La tecnologia come strumento di controllo
La potenza dell’intelligenza artificiale, capace di analizzare enormi quantità di dati, ha portato a una conclusione inquietante: il contatto fisico è la principale causa di turbamento emotivo.
Questa affermazione, che risuona in modo particolare dopo la pandemia di Covid-19, ci invita a riflettere su quanto la tecnologia possa influenzare le nostre vite. Lin Hsin-hui, attraverso la sua scrittura incisiva, mette in luce il rischio di una società che sacrifica l’individualità e la spontaneità in nome della sicurezza. La procreazione naturale è sostituita da metodi artificiali, e la morte è gestita da algoritmi che decidono il “fine vita” per chi non può essere ibridato.
La resistenza alla standardizzazione
Nonostante il controllo sistematico delle emozioni e la cancellazione del dissenso, Lin introduce la figura dei “sonnambuli”, ultimi ribelli che tentano di resistere a questa omologazione. Attraverso abbracci e gesti di affetto, questi individui cercano di riconquistare la loro umanità in un mondo che la nega.
La protagonista, in questo contesto, si sente sempre più estraniata, come un semplice ornamento in un sistema che la riduce a una funzione. La sua interazione con un androide, che le ricorda la sua mancanza di comprensione e di emozioni, rappresenta un simbolo della perdita dell’autenticità.
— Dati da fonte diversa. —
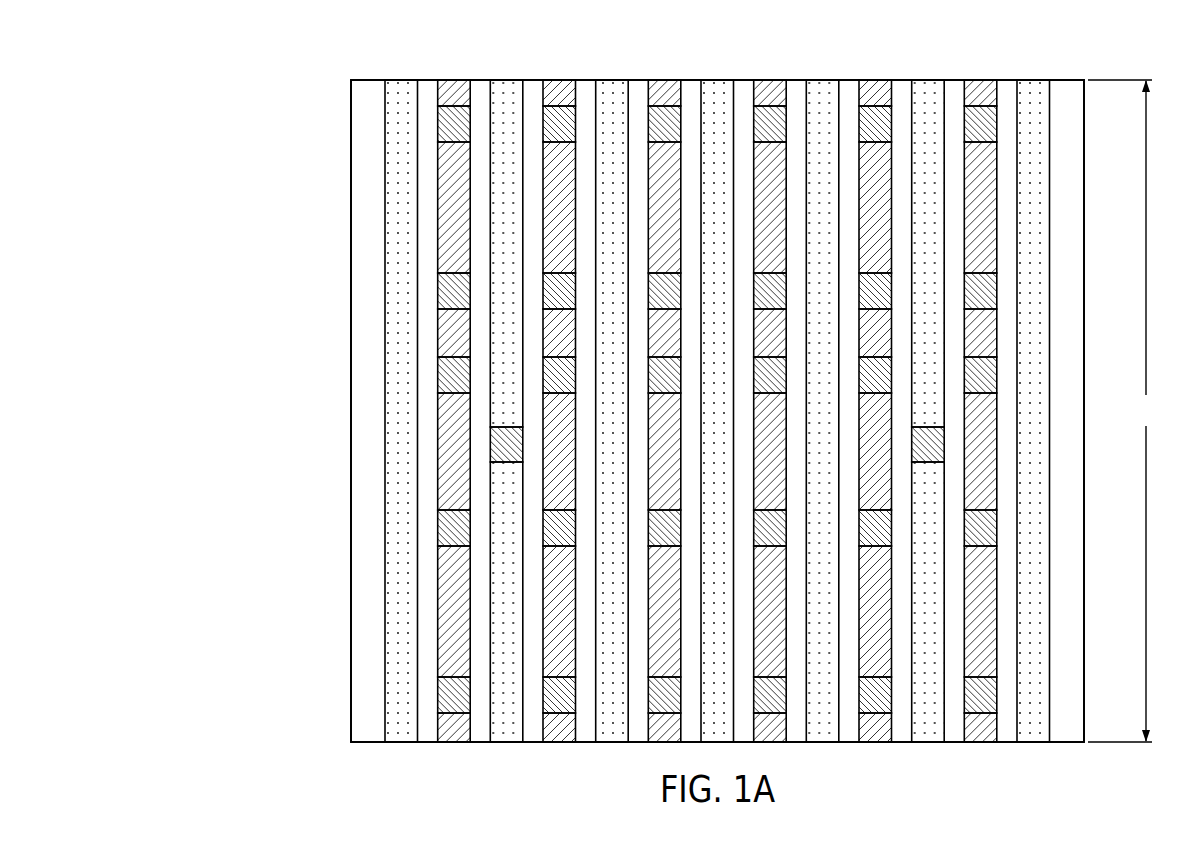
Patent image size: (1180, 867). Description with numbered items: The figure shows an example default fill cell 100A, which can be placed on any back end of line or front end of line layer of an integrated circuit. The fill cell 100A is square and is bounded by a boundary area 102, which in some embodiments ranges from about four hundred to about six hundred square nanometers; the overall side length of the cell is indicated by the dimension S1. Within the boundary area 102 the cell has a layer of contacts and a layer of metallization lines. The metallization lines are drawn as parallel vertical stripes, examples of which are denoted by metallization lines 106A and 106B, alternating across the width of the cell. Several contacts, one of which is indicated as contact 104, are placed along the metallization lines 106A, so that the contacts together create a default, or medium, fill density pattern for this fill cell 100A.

The default fill cell 100A is at (290, 94).
The boundary area 102 is at (1066, 80).
The contact 104 is at (764, 110).
The metallization line 106A is at (557, 86).
The metallization line 106B is at (615, 86).
The dimension S1 is at (1123, 411).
Riflessioni sulla nostra realtà
Il romanzo di Lin Hsin-hui ci invita a interrogarci su quanto le nostre vite siano già influenzate dalla tecnologia. In un’epoca in cui ogni emozione è filtrata e sterilizzata, ci chiediamo: quanto siamo disposti a sacrificare della nostra umanità per un’illusione di sicurezza? La scrittura sobria e chirurgica dell’autrice ci costringe a riflettere sul potere seduttivo della tecnologia e sulla solitudine delle società iperconnesse. In un mondo dove il dolore e la gioia sono calcolati algoritmicamente, la vulnerabilità diventa un elemento da cui fuggire, ma è proprio questa vulnerabilità che ci rende umani.